Daily earnings for VLCCs on East of Suez voyages hit a major milestone Monday (Oct 5) of $100,000, the first time they have risen that high in five years.
A combination of factors have driven up the rates and earnings on voyages from the Persian Gulf to East Asia, with owners, brokers and charterers citing strong demand from China, lower bunker fuel costs, typhoon-related delays, refining units returning from maintenance, and a larger loading program out of Iraq's Basrah.
The key PG-Japan rate was assessed 4.5 points higher at Worldscale 88.5 Monday, equalling the highest rate so far this year previously touched July 21, according to Platts data.
Earnings are higher than at that point of the year because bunker fuel costs are currently lower.
Platts assessed 380 CST grade bunker fuel delivered in Singapore at $240.25/mt Monday, down from $305.5/mt on July 21.

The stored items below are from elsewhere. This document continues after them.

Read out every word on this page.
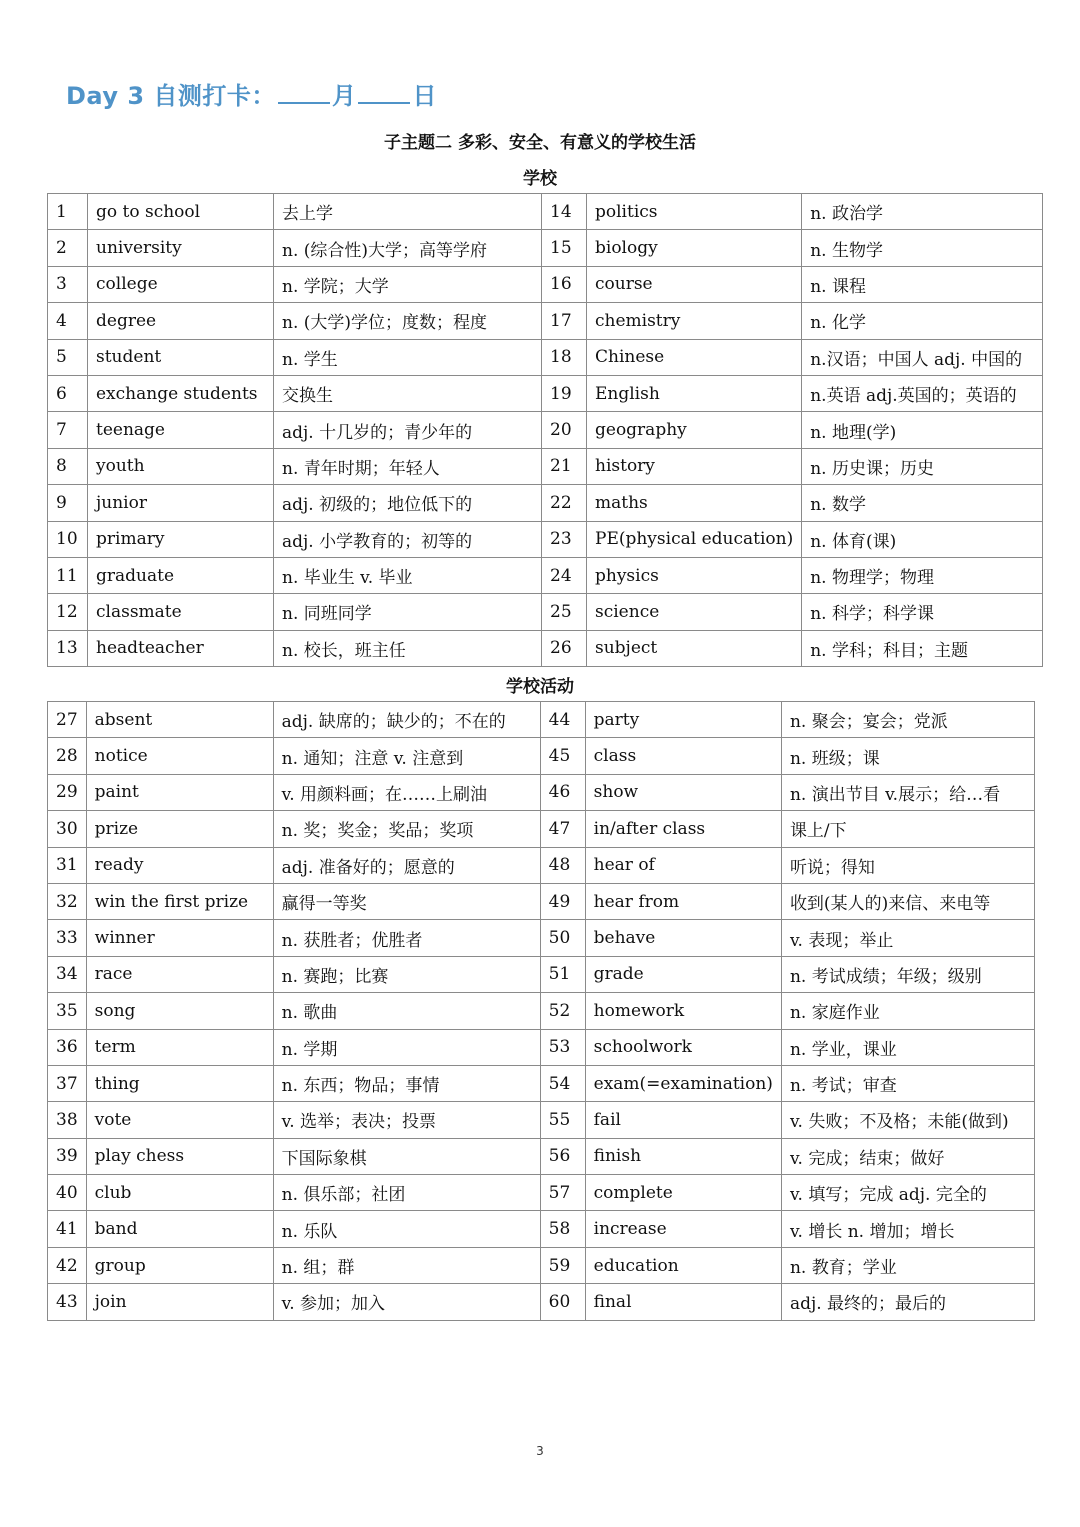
Day 3 自测打卡： 月 日
子主题二 多彩、安全、有意义的学校生活
学校
1	go to school	去上学	14	politics	n. 政治学
2	university	n. (综合性)大学；高等学府	15	biology	n. 生物学
3	college	n. 学院；大学	16	course	n. 课程
4	degree	n. (大学)学位；度数；程度	17	chemistry	n. 化学
5	student	n. 学生	18	Chinese	n.汉语；中国人 adj. 中国的
6	exchange students	交换生	19	English	n.英语 adj.英国的；英语的
7	teenage	adj. 十几岁的；青少年的	20	geography	n. 地理(学)
8	youth	n. 青年时期；年轻人	21	history	n. 历史课；历史
9	junior	adj. 初级的；地位低下的	22	maths	n. 数学
10	primary	adj. 小学教育的；初等的	23	PE(physical education)	n. 体育(课)
11	graduate	n. 毕业生 v. 毕业	24	physics	n. 物理学；物理
12	classmate	n. 同班同学	25	science	n. 科学；科学课
13	headteacher	n. 校长，班主任	26	subject	n. 学科；科目；主题
学校活动
27	absent	adj. 缺席的；缺少的；不在的	44	party	n. 聚会；宴会；党派
28	notice	n. 通知；注意 v. 注意到	45	class	n. 班级；课
29	paint	v. 用颜料画；在……上刷油	46	show	n. 演出节目 v.展示；给…看
30	prize	n. 奖；奖金；奖品；奖项	47	in/after class	课上/下
31	ready	adj. 准备好的；愿意的	48	hear of	听说；得知
32	win the first prize	赢得一等奖	49	hear from	收到(某人的)来信、来电等
33	winner	n. 获胜者；优胜者	50	behave	v. 表现；举止
34	race	n. 赛跑；比赛	51	grade	n. 考试成绩；年级；级别
35	song	n. 歌曲	52	homework	n. 家庭作业
36	term	n. 学期	53	schoolwork	n. 学业，课业
37	thing	n. 东西；物品；事情	54	exam(=examination)	n. 考试；审查
38	vote	v. 选举；表决；投票	55	fail	v. 失败；不及格；未能(做到)
39	play chess	下国际象棋	56	finish	v. 完成；结束；做好
40	club	n. 俱乐部；社团	57	complete	v. 填写；完成 adj. 完全的
41	band	n. 乐队	58	increase	v. 增长 n. 增加；增长
42	group	n. 组；群	59	education	n. 教育；学业
43	join	v. 参加；加入	60	final	adj. 最终的；最后的
3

"Looks like there is going to be a long happy winter for owners with earnings as high as $96,000-$100,000," a VLCC broker in Singapore said alluding to the upcoming seasonal rise in demand.
China continues to charter more VLCCs to lift crude than expected and their requirements aren't fully met with tonnage taken under the usual contracts of affreightment, he said.
Market participants said that some ships have been delayed due to recent typhoons across the Pacific Rim and aren't in a position to provide their expected time of arrival later this month and next in Fujairah, fueling market sentiment.
Overall, more than 120 cargoes for loading this month in the Persian Gulf and Red Sea have already been covered with tonnage, brokers said.
The number of fixtures for loadings in the region are estimated at 116, 107 and 118 for July, August and September, respectively, down from 134 in June, they said.